When the NASA Space Technology Mission Directorate (STMD) was created in February 2013, it marked both a step into the future and another into the past, all the way back to NASA’s predecessor, the National Advisory Committee for Aeronautics (NACA).

“NACA pioneered the way for American aviation and we’re trying to do the same for deep space. We certainly embrace many of the approaches taken by NACA and think that is how we can best serve NASA and the nation.”

“There is a really strong tie-back to NACA, from a culture and purpose perspective. They were doing R&D to solve problems. One striking thing is they were tackling real problems industry didn’t know how to solve. It also was a very test-rich program – flight tests, wind tunnels – a very applied, go-figure-this-out approach,” according to Michael Gazarik, associate administrator for STMD.

“We are here because technology drives exploration and trying to really get back to the NACA culture of workforce in the labs – flying, testing, occasionally breaking – and that’s OK because we’re learning along the way, developing technology and knowledge broadly applicable to the national aerospace community.”

During its first three years, STMD has conducted an array of technology developments, running from early-stage research to flight demonstrations, with a primary focus on problems NASA faces in future deep space exploration missions.

“We run a series of projects that invest in technology – ranging from better materials, advanced manufacturing, advanced solar arrays, composite cryo tanks, optimal communications – the agency needs in deep space. And like NACA, we get our hands dirty – test, fly, test again, etc.,” Gazarik said.

An artist’s concept shows the test vehicle for NASA’s Low-Density Supersonic Decelerator (LDSD), designed to test landing technologies for future Mars missions.

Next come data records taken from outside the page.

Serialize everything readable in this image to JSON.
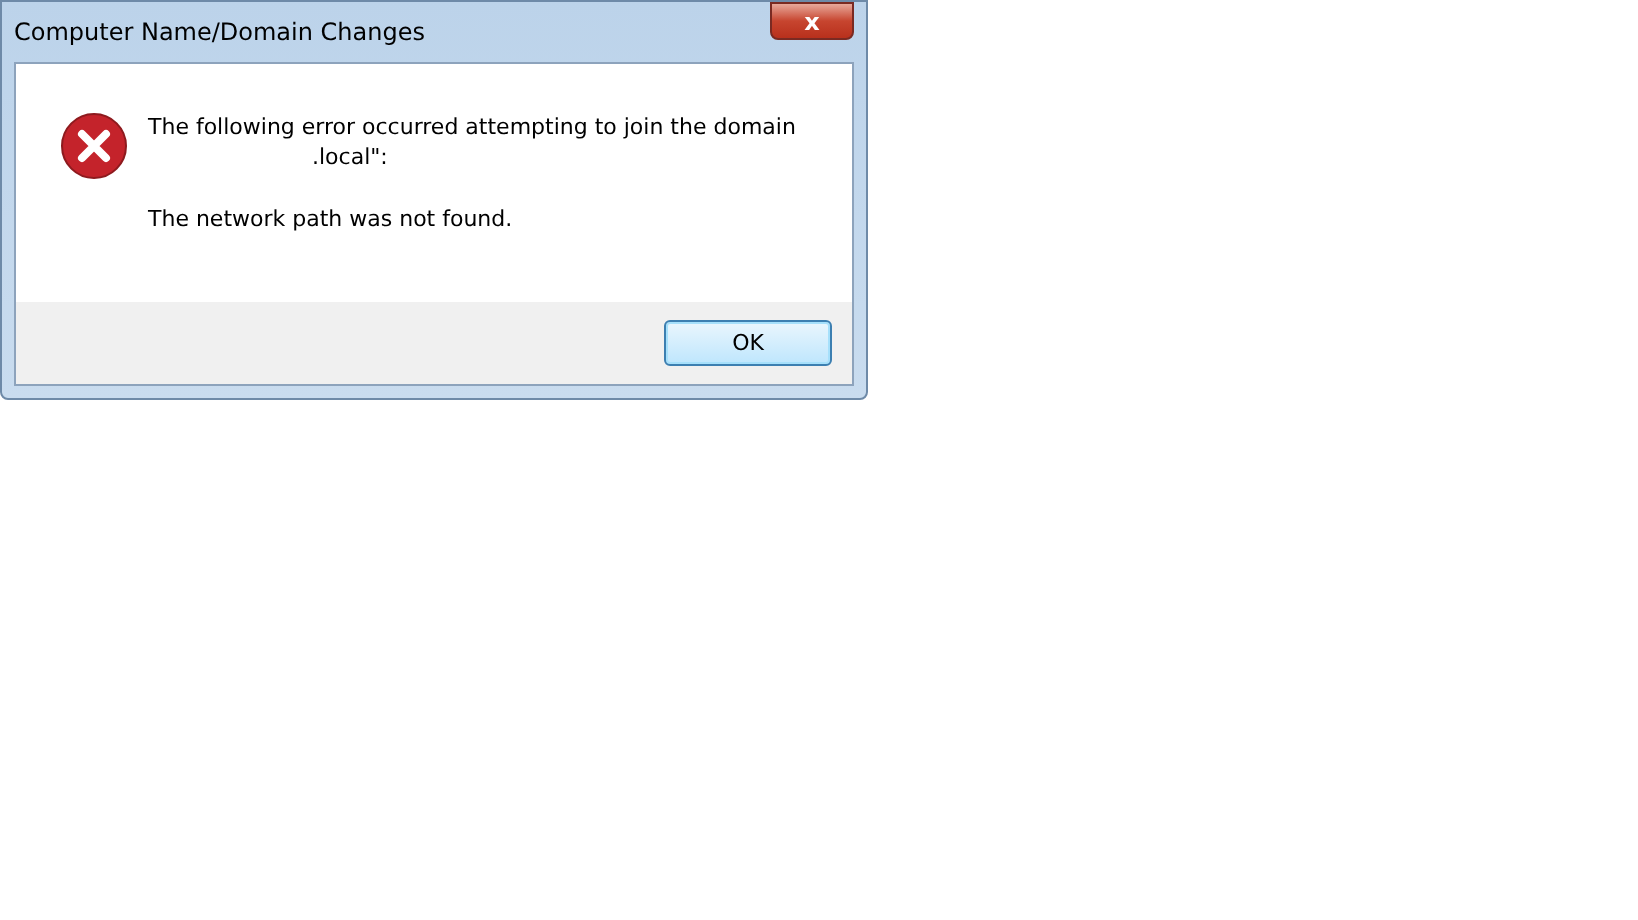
{
  "window": {
    "title": "Computer Name/Domain Changes",
    "close_label": "x"
  },
  "message": {
    "lines": [
      "The following error occurred attempting to join the domain",
      ".local\":"
    ],
    "detail": "The network path was not found."
  },
  "buttons": [
    {
      "label": "OK",
      "default": true
    }
  ]
}
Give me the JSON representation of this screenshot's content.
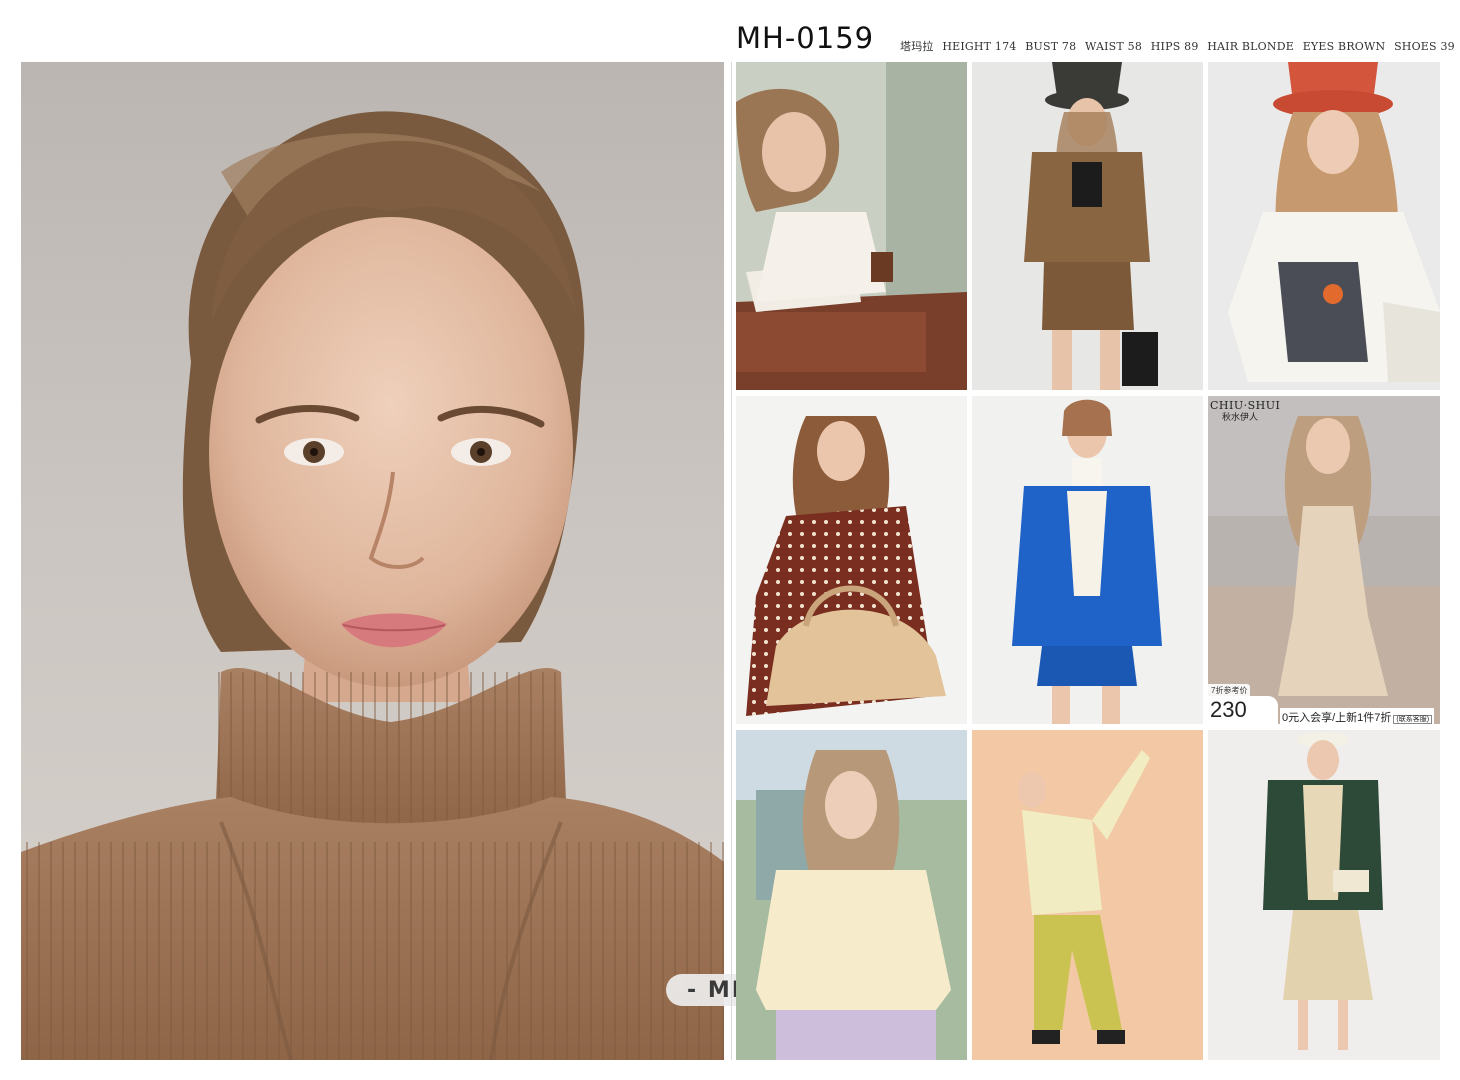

NASA/JPL-Cal tech image

Key areas in which STMD is invested include entry, descent, and landing on another planet, such as Mars, where Gazarik said the “scorecard, globally, is about 50/50.”

“Landing anything on Mars is very challenging – and we’re at the limit of everything we’ve learned from our previous efforts. But looking at going there with humans means landing more than a metric ton – the most we’ve done to date – so we are working on a number of ideas on how to slow down and land on Mars. A lot of the technologies we do are applicable to both robotic and manned missions.

“In Hawaii, we tested a rocket-powered vehicle, dropped from a high-altitude balloon, where the atmosphere is thin, like Mars, and descending at Mach 4. That would support not only larger science but also future human missions. In the Hawaii test, our supersonic decelerator worked great, but when we inflated the world’s largest supersonic parachute at Mach 2, it shredded in less than a second – but we learned a ton of things. Even with a supersonic parachute, we’re not going to get more than 1 metric ton or so of mass to the surface of Mars – and we need to get to 20 metric tons. So our work on entry-descent-landing will be unbelievable.”

Other technologies STMD is pursuing include the ability to get data back from deep space – optimal communications. Gazarik noted most of the images robotic probes have taken on Mars remain there because there is not sufficient bandwidth to transmit them back to Earth.